The country is suffering from extreme inflation, with price increases running at 100,000 per cent a year, the highest rate in the world. One million Zimbabwean dollars are currently worth around one penny, and shops often raise prices several times a day.
In an apparent attempt to create a feelgood factor among his suffering voters ahead of Saturday's elections, Mr Mugabe has ordered prices to be returned to their levels of February 12, the date when teachers and other state workers received pay rises.
"We are going to read the riot act to them (businesses)," Mr Mugabe told a political rally yesterday in Hwange, in the north-west of Zimbabwe, according to the state-run Herald newspaper.

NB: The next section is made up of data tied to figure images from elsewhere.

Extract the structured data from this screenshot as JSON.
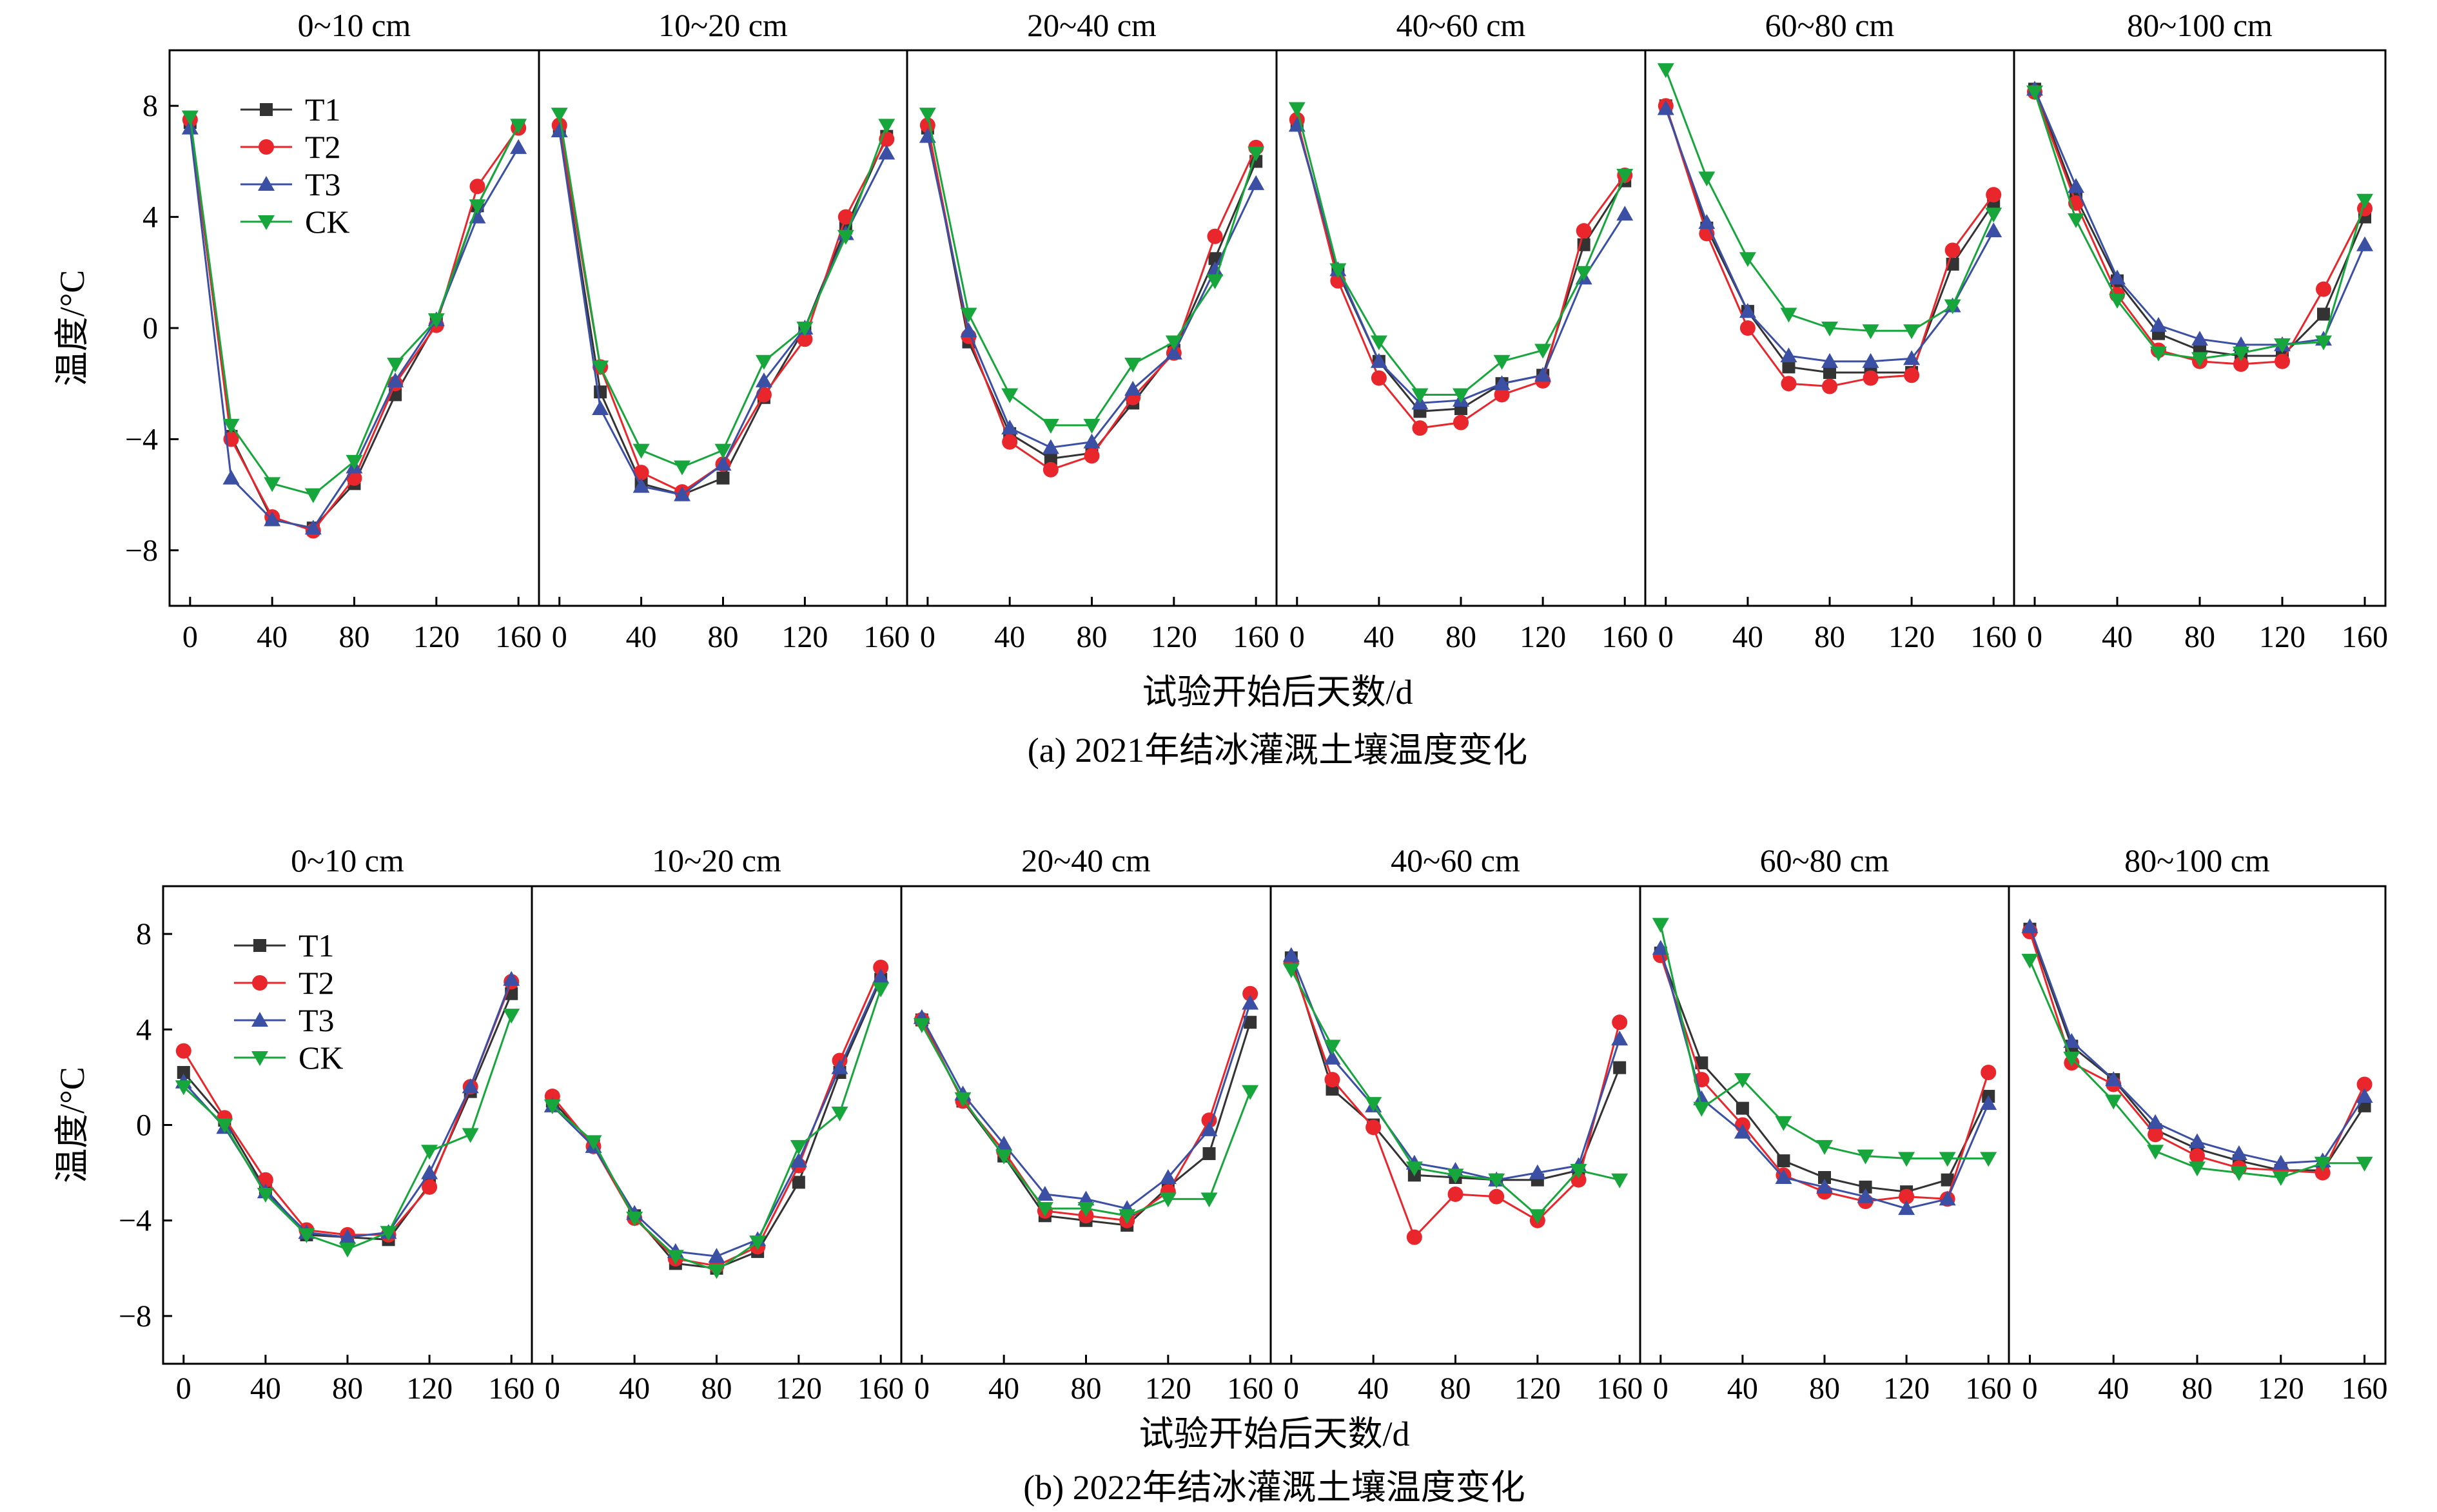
{
  "figure": {
    "ylabel": "温度/°C",
    "xlabel": "试验开始后天数/d"
  },
  "chart_data": [
    {
      "type": "line",
      "caption": "(a) 2021年结冰灌溉土壤温度变化",
      "ylabel": "温度/°C",
      "xlabel": "试验开始后天数/d",
      "ylim": [
        -10,
        10
      ],
      "yticks": [
        -8,
        -4,
        0,
        4,
        8
      ],
      "xlim": [
        -10,
        170
      ],
      "xticks": [
        0,
        40,
        80,
        120,
        160
      ],
      "x": [
        0,
        20,
        40,
        60,
        80,
        100,
        120,
        140,
        160
      ],
      "legend": [
        "T1",
        "T2",
        "T3",
        "CK"
      ],
      "colors": {
        "T1": "#333333",
        "T2": "#e8262b",
        "T3": "#3b50a4",
        "CK": "#17a63c"
      },
      "legend_position": "top-left",
      "panels": [
        {
          "title": "0~10 cm",
          "series": [
            {
              "name": "T1",
              "values": [
                7.4,
                -3.9,
                -6.9,
                -7.2,
                -5.6,
                -2.4,
                0.2,
                4.4,
                7.3
              ]
            },
            {
              "name": "T2",
              "values": [
                7.5,
                -4.0,
                -6.8,
                -7.3,
                -5.4,
                -2.0,
                0.1,
                5.1,
                7.2
              ]
            },
            {
              "name": "T3",
              "values": [
                7.2,
                -5.4,
                -6.9,
                -7.2,
                -5.0,
                -1.9,
                0.3,
                4.0,
                6.5
              ]
            },
            {
              "name": "CK",
              "values": [
                7.6,
                -3.5,
                -5.6,
                -6.0,
                -4.8,
                -1.3,
                0.3,
                4.4,
                7.3
              ]
            }
          ]
        },
        {
          "title": "10~20 cm",
          "series": [
            {
              "name": "T1",
              "values": [
                7.1,
                -2.3,
                -5.6,
                -6.0,
                -5.4,
                -2.5,
                0.0,
                3.6,
                6.9
              ]
            },
            {
              "name": "T2",
              "values": [
                7.3,
                -1.4,
                -5.2,
                -5.9,
                -4.9,
                -2.4,
                -0.4,
                4.0,
                6.8
              ]
            },
            {
              "name": "T3",
              "values": [
                7.1,
                -2.9,
                -5.7,
                -6.0,
                -4.9,
                -1.9,
                0.0,
                3.4,
                6.3
              ]
            },
            {
              "name": "CK",
              "values": [
                7.7,
                -1.4,
                -4.4,
                -5.0,
                -4.4,
                -1.2,
                0.0,
                3.3,
                7.3
              ]
            }
          ]
        },
        {
          "title": "20~40 cm",
          "series": [
            {
              "name": "T1",
              "values": [
                7.2,
                -0.5,
                -3.8,
                -4.7,
                -4.5,
                -2.7,
                -0.8,
                2.5,
                6.0
              ]
            },
            {
              "name": "T2",
              "values": [
                7.3,
                -0.3,
                -4.1,
                -5.1,
                -4.6,
                -2.5,
                -0.9,
                3.3,
                6.5
              ]
            },
            {
              "name": "T3",
              "values": [
                6.9,
                -0.1,
                -3.6,
                -4.3,
                -4.1,
                -2.2,
                -0.9,
                2.1,
                5.2
              ]
            },
            {
              "name": "CK",
              "values": [
                7.7,
                0.5,
                -2.4,
                -3.5,
                -3.5,
                -1.3,
                -0.5,
                1.7,
                6.3
              ]
            }
          ]
        },
        {
          "title": "40~60 cm",
          "series": [
            {
              "name": "T1",
              "values": [
                7.4,
                2.0,
                -1.2,
                -3.0,
                -2.9,
                -2.0,
                -1.7,
                3.0,
                5.3
              ]
            },
            {
              "name": "T2",
              "values": [
                7.5,
                1.7,
                -1.8,
                -3.6,
                -3.4,
                -2.4,
                -1.9,
                3.5,
                5.5
              ]
            },
            {
              "name": "T3",
              "values": [
                7.3,
                2.1,
                -1.2,
                -2.7,
                -2.6,
                -2.0,
                -1.7,
                1.8,
                4.1
              ]
            },
            {
              "name": "CK",
              "values": [
                7.9,
                2.1,
                -0.5,
                -2.4,
                -2.4,
                -1.2,
                -0.8,
                2.0,
                5.5
              ]
            }
          ]
        },
        {
          "title": "60~80 cm",
          "series": [
            {
              "name": "T1",
              "values": [
                8.0,
                3.6,
                0.6,
                -1.4,
                -1.6,
                -1.6,
                -1.6,
                2.3,
                4.5
              ]
            },
            {
              "name": "T2",
              "values": [
                8.0,
                3.4,
                0.0,
                -2.0,
                -2.1,
                -1.8,
                -1.7,
                2.8,
                4.8
              ]
            },
            {
              "name": "T3",
              "values": [
                7.9,
                3.8,
                0.6,
                -1.0,
                -1.2,
                -1.2,
                -1.1,
                0.8,
                3.5
              ]
            },
            {
              "name": "CK",
              "values": [
                9.3,
                5.4,
                2.5,
                0.5,
                0.0,
                -0.1,
                -0.1,
                0.8,
                4.1
              ]
            }
          ]
        },
        {
          "title": "80~100 cm",
          "series": [
            {
              "name": "T1",
              "values": [
                8.6,
                4.7,
                1.7,
                -0.2,
                -0.8,
                -1.0,
                -1.0,
                0.5,
                4.0
              ]
            },
            {
              "name": "T2",
              "values": [
                8.5,
                4.5,
                1.2,
                -0.8,
                -1.2,
                -1.3,
                -1.2,
                1.4,
                4.3
              ]
            },
            {
              "name": "T3",
              "values": [
                8.6,
                5.1,
                1.8,
                0.1,
                -0.4,
                -0.6,
                -0.6,
                -0.4,
                3.0
              ]
            },
            {
              "name": "CK",
              "values": [
                8.5,
                3.9,
                1.0,
                -0.9,
                -1.1,
                -0.9,
                -0.6,
                -0.5,
                4.6
              ]
            }
          ]
        }
      ]
    },
    {
      "type": "line",
      "caption": "(b) 2022年结冰灌溉土壤温度变化",
      "ylabel": "温度/°C",
      "xlabel": "试验开始后天数/d",
      "ylim": [
        -10,
        10
      ],
      "yticks": [
        -8,
        -4,
        0,
        4,
        8
      ],
      "xlim": [
        -10,
        170
      ],
      "xticks": [
        0,
        40,
        80,
        120,
        160
      ],
      "x": [
        0,
        20,
        40,
        60,
        80,
        100,
        120,
        140,
        160
      ],
      "legend": [
        "T1",
        "T2",
        "T3",
        "CK"
      ],
      "colors": {
        "T1": "#333333",
        "T2": "#e8262b",
        "T3": "#3b50a4",
        "CK": "#17a63c"
      },
      "legend_position": "top-left",
      "panels": [
        {
          "title": "0~10 cm",
          "series": [
            {
              "name": "T1",
              "values": [
                2.2,
                0.2,
                -2.7,
                -4.6,
                -4.7,
                -4.8,
                -2.5,
                1.4,
                5.5
              ]
            },
            {
              "name": "T2",
              "values": [
                3.1,
                0.3,
                -2.3,
                -4.4,
                -4.6,
                -4.6,
                -2.6,
                1.6,
                6.0
              ]
            },
            {
              "name": "T3",
              "values": [
                1.8,
                -0.1,
                -2.8,
                -4.5,
                -4.7,
                -4.5,
                -2.0,
                1.6,
                6.1
              ]
            },
            {
              "name": "CK",
              "values": [
                1.6,
                0.0,
                -2.9,
                -4.6,
                -5.2,
                -4.5,
                -1.1,
                -0.4,
                4.6
              ]
            }
          ]
        },
        {
          "title": "10~20 cm",
          "series": [
            {
              "name": "T1",
              "values": [
                1.0,
                -0.8,
                -3.8,
                -5.8,
                -6.0,
                -5.3,
                -2.4,
                2.2,
                6.1
              ]
            },
            {
              "name": "T2",
              "values": [
                1.2,
                -0.9,
                -3.9,
                -5.6,
                -5.9,
                -5.1,
                -1.7,
                2.7,
                6.6
              ]
            },
            {
              "name": "T3",
              "values": [
                0.8,
                -0.9,
                -3.7,
                -5.3,
                -5.5,
                -4.8,
                -1.5,
                2.4,
                6.2
              ]
            },
            {
              "name": "CK",
              "values": [
                0.8,
                -0.7,
                -3.9,
                -5.5,
                -6.1,
                -4.9,
                -0.9,
                0.5,
                5.7
              ]
            }
          ]
        },
        {
          "title": "20~40 cm",
          "series": [
            {
              "name": "T1",
              "values": [
                4.4,
                1.0,
                -1.3,
                -3.8,
                -4.0,
                -4.2,
                -2.6,
                -1.2,
                4.3
              ]
            },
            {
              "name": "T2",
              "values": [
                4.4,
                1.0,
                -1.1,
                -3.6,
                -3.8,
                -4.0,
                -2.8,
                0.2,
                5.5
              ]
            },
            {
              "name": "T3",
              "values": [
                4.5,
                1.3,
                -0.8,
                -2.9,
                -3.1,
                -3.5,
                -2.2,
                -0.2,
                5.1
              ]
            },
            {
              "name": "CK",
              "values": [
                4.2,
                1.1,
                -1.3,
                -3.5,
                -3.5,
                -3.8,
                -3.1,
                -3.1,
                1.4
              ]
            }
          ]
        },
        {
          "title": "40~60 cm",
          "series": [
            {
              "name": "T1",
              "values": [
                7.0,
                1.5,
                0.0,
                -2.1,
                -2.2,
                -2.3,
                -2.3,
                -1.9,
                2.4
              ]
            },
            {
              "name": "T2",
              "values": [
                6.8,
                1.9,
                -0.1,
                -4.7,
                -2.9,
                -3.0,
                -4.0,
                -2.3,
                4.3
              ]
            },
            {
              "name": "T3",
              "values": [
                7.1,
                2.8,
                0.8,
                -1.6,
                -1.9,
                -2.3,
                -2.0,
                -1.7,
                3.6
              ]
            },
            {
              "name": "CK",
              "values": [
                6.5,
                3.3,
                0.9,
                -1.8,
                -2.1,
                -2.3,
                -3.8,
                -1.9,
                -2.3
              ]
            }
          ]
        },
        {
          "title": "60~80 cm",
          "series": [
            {
              "name": "T1",
              "values": [
                7.2,
                2.6,
                0.7,
                -1.5,
                -2.2,
                -2.6,
                -2.8,
                -2.3,
                1.2
              ]
            },
            {
              "name": "T2",
              "values": [
                7.1,
                1.9,
                0.0,
                -2.1,
                -2.8,
                -3.2,
                -3.0,
                -3.1,
                2.2
              ]
            },
            {
              "name": "T3",
              "values": [
                7.4,
                1.1,
                -0.3,
                -2.2,
                -2.6,
                -3.0,
                -3.5,
                -3.1,
                0.9
              ]
            },
            {
              "name": "CK",
              "values": [
                8.4,
                0.7,
                1.9,
                0.1,
                -0.9,
                -1.3,
                -1.4,
                -1.4,
                -1.4
              ]
            }
          ]
        },
        {
          "title": "80~100 cm",
          "series": [
            {
              "name": "T1",
              "values": [
                8.2,
                3.3,
                1.9,
                -0.2,
                -1.0,
                -1.5,
                -1.9,
                -1.9,
                0.8
              ]
            },
            {
              "name": "T2",
              "values": [
                8.1,
                2.6,
                1.7,
                -0.4,
                -1.3,
                -1.8,
                -1.9,
                -2.0,
                1.7
              ]
            },
            {
              "name": "T3",
              "values": [
                8.3,
                3.5,
                1.9,
                0.1,
                -0.7,
                -1.2,
                -1.6,
                -1.5,
                1.2
              ]
            },
            {
              "name": "CK",
              "values": [
                6.9,
                2.8,
                1.0,
                -1.1,
                -1.8,
                -2.0,
                -2.2,
                -1.6,
                -1.6
              ]
            }
          ]
        }
      ]
    }
  ]
}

"We want them to reduce prices to those which were in effect before the salary hikes."
The President said that he would threaten businesses with nationalisation if they did not comply.
"We are meeting with them in Harare... If they refuse, we will also not co-operate. We are going to use the Indigenisation and Empowerment Act, which stipulates that all companies, be they mines or manufacturing companies, with foreign ownership, without black shareholders or with black shareholders without a majority, should have at least 51 per cent of shares reserved for indigenous people."
Mr Mugabe says that the price increases are part of a plot by opposition activists to discredit his ruling Zanu-PF party. He accuses Britain and other Western powers of funding the opposition.
His critics retort that he has mismanaged the Zimbabwean economy and has no solutions for an crisis of his own making, in a country that was once one of the most solvent in Africa and a major exporter of food.
Now, farm production has plummeted and the Zimbabwean currency is too weak to allow the government to buy from abroad.
The last time that Mr Mugabe attempted to intervene was last June, when he demanded that the price of bread and other goods and services should be halved. The move was welcomed at first by Zimbabweans, but was soon seen as having backfired when supermarket shelves quickly emptied and were not restocked.
In the ensuing crackdown more than 12,000 shopkeepers and manufacturers were arrested.
Mr Mugabe, 84, who has been in power since 1980, hopes to win a sixth term of office in Saturday's general election. He is being challenged by Simba Makoni, his former finance minister who has quit Zanu-PF to run as an independent, and by Morgan Tsvangirai, the leader of the Movement for Democratic Change. All the candidates have promised to end Zimbabwe's economic crisis.
Opposition leaders have accused Mr Mugabe of trying to buy the election, by handing out equipment to poor black farmers at election rallies and inaugurating new public buses at Zanu-PF campaign events.